00:55 And I think what really has spurred out of that,
01:00 out of the sort of clashing and intermix and interplay of these very public things
01:09 that are happening on our campus, which all eyes were on Shafiq in DC,
01:13 but then those eyes were very quickly diverted to what was happening right here in New York City,
01:18 right here on her campus while she was away, and then of course as she came back.
01:23 I think this has been really the culmination of since October 7th,
01:30 a lot of tension on campus, of course, a lot of protests,
01:33 a lot of back and forth between the university, the students, the faculty,
01:37 and then also among those groups, right?
01:39 Students who disagree with each other, faculty, etc.
01:44 But I think what we've truly seen in this phenomena right now
01:48 is a pent-up frustration from many, many groups, right?
01:53 It didn't necessarily, there are some senses in which this came out of nowhere,
01:58 or at least it was a surprise and it was intended to be so, right?
02:01 Such a large showing of protests, but in some senses it's not a surprise.
02:07 And so how I kind of look at those two things is actually very much before the start
02:14 of the encampment, there was actually like a drop in protest activity.
02:20 It was still active, but not as much as we saw in the very beginning stages
02:25 of university, of what our campus really looked like, and part of that had to do
02:29 with the crackdown on disciplinary action and policies that the university was taking
02:33 on some of these protests.
02:36 But this has been kind of like a resurgence, especially for sort
02:40 of the pro-Palestinian students on our campus in terms of coming together
02:44 and organizing this very massive, massive showing, which has then kind of inspired
02:50 and invited these outside protests to come outside of our gates and sort of join
02:55 in this really big now global arguably movement across universities in solidarity sort
03:01 of with what's happening on campus.
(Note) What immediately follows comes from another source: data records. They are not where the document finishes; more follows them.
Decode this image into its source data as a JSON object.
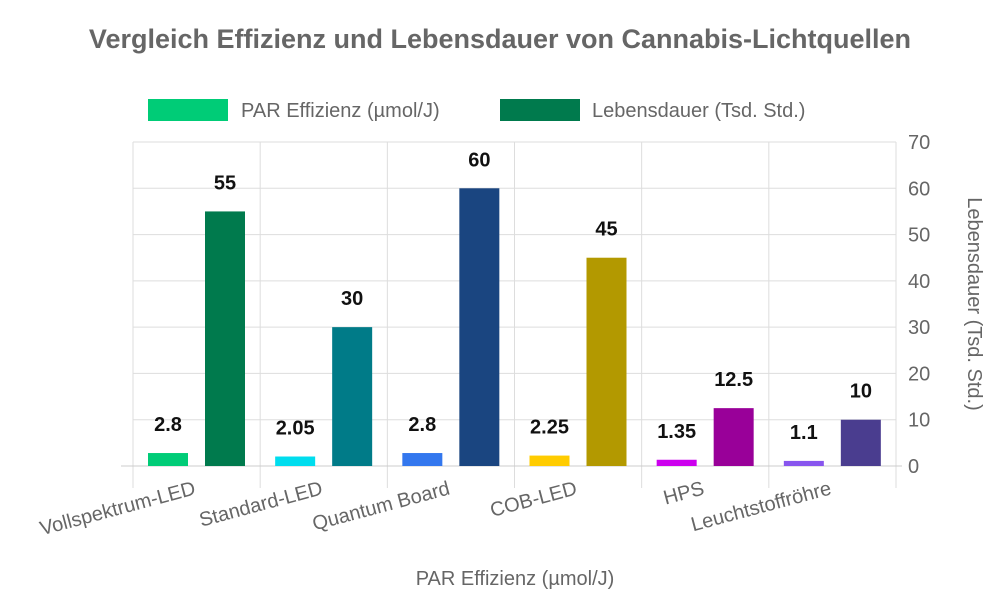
{
  "chart_data": {
    "type": "bar",
    "title": "Vergleich Effizienz und Lebensdauer von Cannabis-Lichtquellen",
    "xlabel": "PAR Effizienz (µmol/J)",
    "y2label": "Lebensdauer (Tsd. Std.)",
    "categories": [
      "Vollspektrum-LED",
      "Standard-LED",
      "Quantum Board",
      "COB-LED",
      "HPS",
      "Leuchtstoffröhre"
    ],
    "series": [
      {
        "name": "PAR Effizienz (µmol/J)",
        "values": [
          2.8,
          2.05,
          2.8,
          2.25,
          1.35,
          1.1
        ],
        "value_labels": [
          "2.8",
          "2.05",
          "2.8",
          "2.25",
          "1.35",
          "1.1"
        ],
        "legend_color": "#00cc77",
        "colors": [
          "#00cc77",
          "#00ddee",
          "#3377ee",
          "#ffcc00",
          "#cc00ee",
          "#8855ee"
        ]
      },
      {
        "name": "Lebensdauer (Tsd. Std.)",
        "values": [
          55,
          30,
          60,
          45,
          12.5,
          10
        ],
        "value_labels": [
          "55",
          "30",
          "60",
          "45",
          "12.5",
          "10"
        ],
        "legend_color": "#007a4d",
        "colors": [
          "#007a4d",
          "#007b88",
          "#1a4580",
          "#b39900",
          "#990099",
          "#4a3d8f"
        ]
      }
    ],
    "y2lim": [
      0,
      70
    ],
    "y2ticks": [
      "0",
      "10",
      "20",
      "30",
      "40",
      "50",
      "60",
      "70"
    ],
    "grid": true,
    "legend_position": "top"
  }
}
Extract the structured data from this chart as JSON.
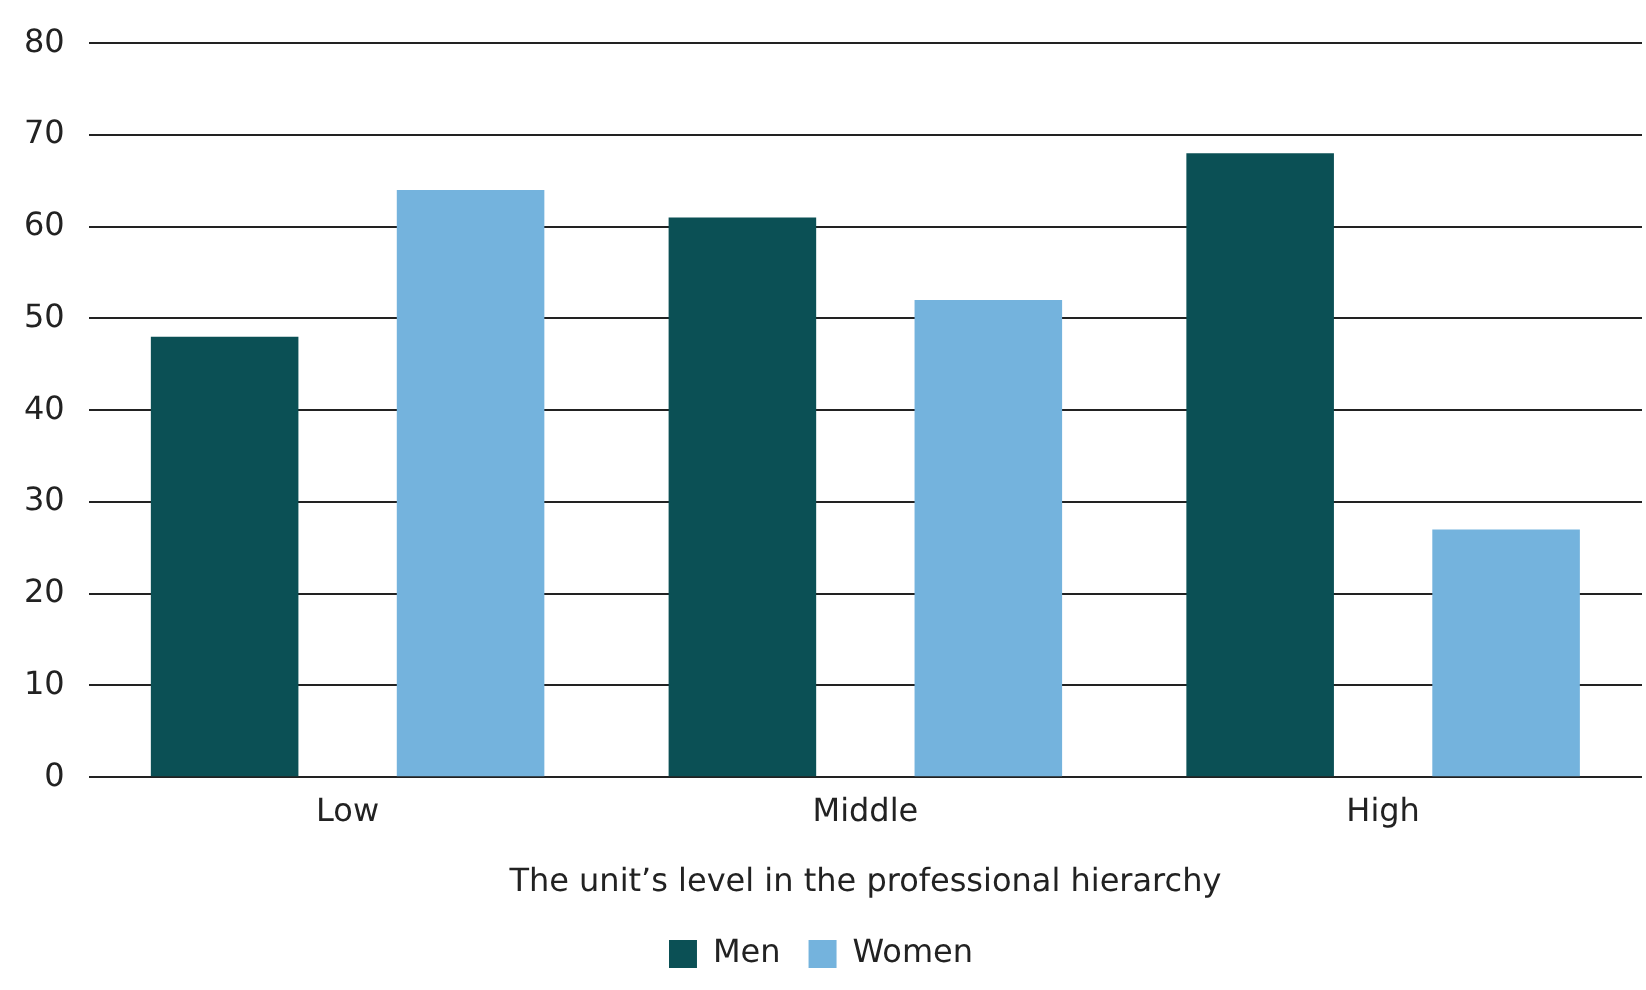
{
  "chart_data": {
    "type": "bar",
    "xlabel": "The unit’s level in the professional hierarchy",
    "categories": [
      "Low",
      "Middle",
      "High"
    ],
    "series": [
      {
        "name": "Men",
        "color": "#0b5055",
        "values": [
          48,
          61,
          68
        ]
      },
      {
        "name": "Women",
        "color": "#74b3dd",
        "values": [
          64,
          52,
          27
        ]
      }
    ],
    "ylim": [
      0,
      80
    ],
    "yticks": [
      0,
      10,
      20,
      30,
      40,
      50,
      60,
      70,
      80
    ],
    "grid": "y",
    "legend": "bottom"
  }
}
03:03 But of course, at the same time, there are these underlying tensions
03:07 that were crucial to the point of the hearing, right?
03:10 What is Columbia doing to address antisemitism?
03:12 How is Columbia juggling this act of how do we preserve free speech on our campus
03:17 and free expression along with the academic expression of faculty,
03:21 which is a very big topic in the congressional hearing, along with the safety concerns
03:25 that are arising out of Jewish students and faculty who are on our campus
03:29 who are navigating this space in sometimes very different ways, but for some of them are,
03:36 you know, afraid of certain sides of this campus or afraid
03:39 of navigating outdoor protests and have felt a sense of urgency from the university or wanted
03:47 to compel the university to feel more urgent about this issue.
03:52 And so really what this is a culmination of is months and months of building
03:59 and building tensions, obviously this political power
04:03 that had entered this arena for Columbia, right?
04:06 Putting Congress, putting Columbia on the map, like very purposely singling us out as they did
04:12 with Harvard, Penn, and MIT, of course brought this all sort of into one really big mix
04:18 that it became or it has become not just about the one experiences of, you know,
04:25 this university in New York City, this Ivy League institution, but also a microcosm
04:32 of what is happening at American universities across the nation,
04:36 but also what is happening at large in terms of our political conversations regarding anti-Semitism,
04:42 free speech, the right to protest, and all of these sort of intermixing things.
04:47 So I really do see this as it has been building over time and in a lot
04:52 of senses we could have seen where it was building to.
04:55 Of course, maybe we couldn't have anticipated the sheer scale, but it was clear that there was going
05:03 to be some flashpoint and that it was coming our way.
05:06 And I think the congressional heroing certainly propelled that way faster,
05:11 maybe on a timeline that was very quick, but also just the nature
05:14 of the fact that the semester is ending.
05:16 This is the last time to really, you know, force students to try to confront these issues.
05:23 And as we've seen, they're doing it in an incredibly public and expansive manner.